One year of the SICSA Network and Systems (NET-SYS) Research Theme

by Dimitrios Pezaros
15 January 2018

In September 2016, I took over as leader of the SICSA Networking and Systems (NET-SYS) theme from Marwan Fayed who had done an excellent job leading SICSA’s Next Generation Internet (NGI) activities over the past few years. Not only there was a succession in leadership, there was also the launch of SICSA’s updated research themes to broaden representation of our research communities.

In the case of Networking and Systems, the theme was launched to succeed SICSA’s NGI as an umbrella theme which would capture all research activity under the broadened constituent areas, and to which NGI would be one specialised strand.

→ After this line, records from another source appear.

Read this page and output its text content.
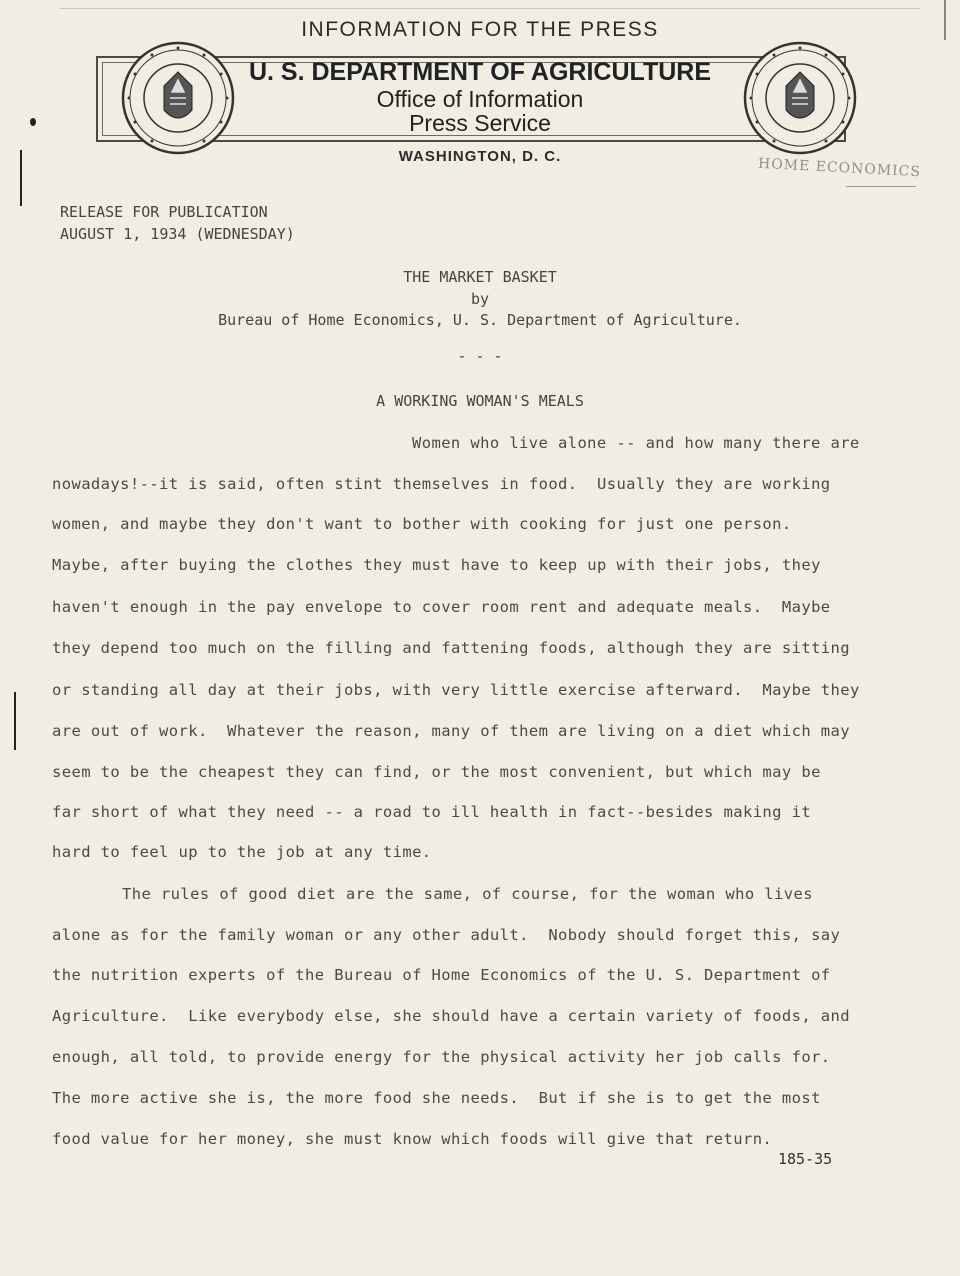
INFORMATION FOR THE PRESS
U. S. DEPARTMENT OF AGRICULTURE
Office of Information
Press Service
WASHINGTON, D. C.	HOME ECONOMICS
RELEASE FOR PUBLICATION
AUGUST 1, 1934 (WEDNESDAY)
THE MARKET BASKET
by
Bureau of Home Economics, U. S. Department of Agriculture.
- - -
A WORKING WOMAN'S MEALS
Women who live alone -- and how many there are
nowadays!--it is said, often stint themselves in food.  Usually they are working
women, and maybe they don't want to bother with cooking for just one person.
Maybe, after buying the clothes they must have to keep up with their jobs, they
haven't enough in the pay envelope to cover room rent and adequate meals.  Maybe
they depend too much on the filling and fattening foods, although they are sitting
or standing all day at their jobs, with very little exercise afterward.  Maybe they
are out of work.  Whatever the reason, many of them are living on a diet which may
seem to be the cheapest they can find, or the most convenient, but which may be
far short of what they need -- a road to ill health in fact--besides making it
hard to feel up to the job at any time.
The rules of good diet are the same, of course, for the woman who lives
alone as for the family woman or any other adult.  Nobody should forget this, say
the nutrition experts of the Bureau of Home Economics of the U. S. Department of
Agriculture.  Like everybody else, she should have a certain variety of foods, and
enough, all told, to provide energy for the physical activity her job calls for.
The more active she is, the more food she needs.  But if she is to get the most
food value for her money, she must know which foods will give that return.
185-35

The first thing we did was to set up the NET-SYS mailing list and invite academic colleagues with relevant backgrounds and interests from academia and industry to join. Also, we have invited colleagues to take initiative and form specialist sub-groups to reflect the diverse areas under the merit of NET-SYS, and seek SICSA funding for the organisation of research-focused events in, among others, computer architecture, hardware systems, compiler and language support for parallelisation, networked systems, etc.

NGI continued as a focused strand under NET-SYS, and have had two SCONE (SCOttish Networking Event) meetings, one in January (Glasgow) and one in April (St Andrews), featuring student talks, mentorship activities, research integrity activities, community discussion, and an invited talk from Mirco Musolesi (UCL) on data-driven behaviour interventions, and how smart technologies can contribute to eHealth.

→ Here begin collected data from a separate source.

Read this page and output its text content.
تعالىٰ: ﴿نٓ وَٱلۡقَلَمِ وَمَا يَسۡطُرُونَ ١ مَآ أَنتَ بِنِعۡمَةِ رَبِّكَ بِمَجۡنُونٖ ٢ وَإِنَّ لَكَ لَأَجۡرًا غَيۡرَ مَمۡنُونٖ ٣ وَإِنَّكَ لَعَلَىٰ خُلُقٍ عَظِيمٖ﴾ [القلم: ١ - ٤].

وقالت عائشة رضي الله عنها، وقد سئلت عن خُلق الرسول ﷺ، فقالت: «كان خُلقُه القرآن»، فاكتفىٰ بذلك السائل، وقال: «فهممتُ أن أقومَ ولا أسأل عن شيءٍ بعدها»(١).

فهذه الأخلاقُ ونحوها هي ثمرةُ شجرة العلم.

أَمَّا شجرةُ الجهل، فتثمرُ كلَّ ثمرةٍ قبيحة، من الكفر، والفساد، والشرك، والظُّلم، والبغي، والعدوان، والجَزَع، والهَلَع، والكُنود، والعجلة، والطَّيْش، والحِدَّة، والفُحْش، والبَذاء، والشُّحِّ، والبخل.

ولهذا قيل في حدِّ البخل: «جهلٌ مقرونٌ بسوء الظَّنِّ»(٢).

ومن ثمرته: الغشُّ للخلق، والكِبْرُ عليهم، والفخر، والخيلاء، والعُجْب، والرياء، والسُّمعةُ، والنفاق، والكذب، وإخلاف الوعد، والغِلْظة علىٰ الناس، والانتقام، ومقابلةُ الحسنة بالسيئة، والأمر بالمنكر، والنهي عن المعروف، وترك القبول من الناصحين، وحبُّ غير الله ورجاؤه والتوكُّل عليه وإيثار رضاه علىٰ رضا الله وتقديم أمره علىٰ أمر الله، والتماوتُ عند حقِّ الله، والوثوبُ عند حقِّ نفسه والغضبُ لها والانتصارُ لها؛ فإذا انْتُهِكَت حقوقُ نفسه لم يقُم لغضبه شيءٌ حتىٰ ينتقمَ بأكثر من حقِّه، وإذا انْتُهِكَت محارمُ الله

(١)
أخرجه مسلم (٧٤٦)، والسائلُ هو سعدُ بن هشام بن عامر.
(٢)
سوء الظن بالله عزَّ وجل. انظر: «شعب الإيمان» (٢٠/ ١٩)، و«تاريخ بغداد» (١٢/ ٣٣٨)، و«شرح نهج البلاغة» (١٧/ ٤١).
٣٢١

marionet_logoFinally, SICSA NET-SYS together with the EPSRC MaRIONet network co-funded the Reliable, Secure and Scalable Software Systems (RS4) Workshop hosted at Glasgow on 1st September 2017, as part of the activities celebrating 60 years of Computing at Glasgow. The event was very vibrant and well-attended, discussing topics on building secure and resilient systems, and featured talks from academia and industry, including speakers from ARM, EPCC, Codeplay, Maidsafe, and Twitter.

We are now looking forward to another even more vibrant and productive year, with wider engagement from colleagues working in the networking and systems areas across Scotland. There is a budget to support research and community-building events across the theme as well as for conference organisation, and we are very much looking forward to receiving your proposals.